For those of you that want to play along at home....
For those of you that have a subscription to Virus Total's malware database I have uploaded several of the apps and modules that were installed on the phones without the users knowledge:
Some interesting facts:
The Gallery app has encrypted modules hidden in the Assets folder as fake True Type fonts ("samsun.ttf" and "small.ttf")
The com.tesla.eo.xsdfa.apk hides it's icon from the user's screen to avoid deletion by novice users and is designed to look like the "Clean Master" found on the Google Play Store and actually shares some of Clena Master's SDK's.
This app also has several encrypted libs and modules in the Assets folder.
All the apps use the factory installed Calendar app to avoid detection by waiting to decrypt any modules until after the user has had the phone for a while.
Some of the apps didn't appear until after 4 weeks of use.

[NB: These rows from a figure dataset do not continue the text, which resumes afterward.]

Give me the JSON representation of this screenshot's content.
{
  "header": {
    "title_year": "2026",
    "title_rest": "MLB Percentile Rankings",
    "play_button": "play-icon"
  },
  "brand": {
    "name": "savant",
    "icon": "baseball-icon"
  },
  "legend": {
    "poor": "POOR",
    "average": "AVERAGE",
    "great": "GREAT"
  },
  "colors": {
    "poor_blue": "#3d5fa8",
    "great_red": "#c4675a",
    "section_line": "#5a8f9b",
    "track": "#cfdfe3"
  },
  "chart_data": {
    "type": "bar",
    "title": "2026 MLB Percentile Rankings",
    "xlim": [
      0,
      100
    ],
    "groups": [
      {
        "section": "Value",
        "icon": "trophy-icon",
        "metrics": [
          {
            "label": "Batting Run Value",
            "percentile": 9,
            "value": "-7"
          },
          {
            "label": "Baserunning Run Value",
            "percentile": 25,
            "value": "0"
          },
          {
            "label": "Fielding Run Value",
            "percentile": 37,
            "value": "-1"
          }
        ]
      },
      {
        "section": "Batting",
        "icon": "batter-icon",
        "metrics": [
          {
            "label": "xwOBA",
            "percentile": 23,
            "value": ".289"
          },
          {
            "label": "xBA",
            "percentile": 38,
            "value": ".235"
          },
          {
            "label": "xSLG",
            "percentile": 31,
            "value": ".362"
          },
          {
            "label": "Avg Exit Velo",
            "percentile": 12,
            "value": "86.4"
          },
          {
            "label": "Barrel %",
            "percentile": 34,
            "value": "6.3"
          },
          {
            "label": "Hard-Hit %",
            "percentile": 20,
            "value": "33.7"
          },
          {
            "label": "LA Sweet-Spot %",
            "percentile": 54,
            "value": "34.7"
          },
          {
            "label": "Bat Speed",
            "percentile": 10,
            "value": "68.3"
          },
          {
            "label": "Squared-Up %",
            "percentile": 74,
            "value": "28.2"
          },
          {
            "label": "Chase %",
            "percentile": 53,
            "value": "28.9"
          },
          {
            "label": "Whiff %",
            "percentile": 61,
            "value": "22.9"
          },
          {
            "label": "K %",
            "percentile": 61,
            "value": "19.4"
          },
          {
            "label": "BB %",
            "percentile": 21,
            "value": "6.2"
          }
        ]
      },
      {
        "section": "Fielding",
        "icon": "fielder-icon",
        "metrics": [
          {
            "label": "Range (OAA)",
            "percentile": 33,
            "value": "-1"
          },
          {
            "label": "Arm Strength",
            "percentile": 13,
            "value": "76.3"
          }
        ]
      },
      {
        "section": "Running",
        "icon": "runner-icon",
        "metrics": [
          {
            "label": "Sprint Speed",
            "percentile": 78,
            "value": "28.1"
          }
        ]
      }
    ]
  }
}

The apps also look to see if the phone has been rooted by checking for common rooting signatures such as: ("com.koushikdutta.superuser", "com.thirdparty.superuser", "com.yellowes.su", "com.topjohnwu.magisk") and also executing the "su" command in the background.
The apps also detect if they are on an emulator by checking how many processor cores are in use by running "cat /proc/cpuinfo" but is hidden from the system by using base64 encoding.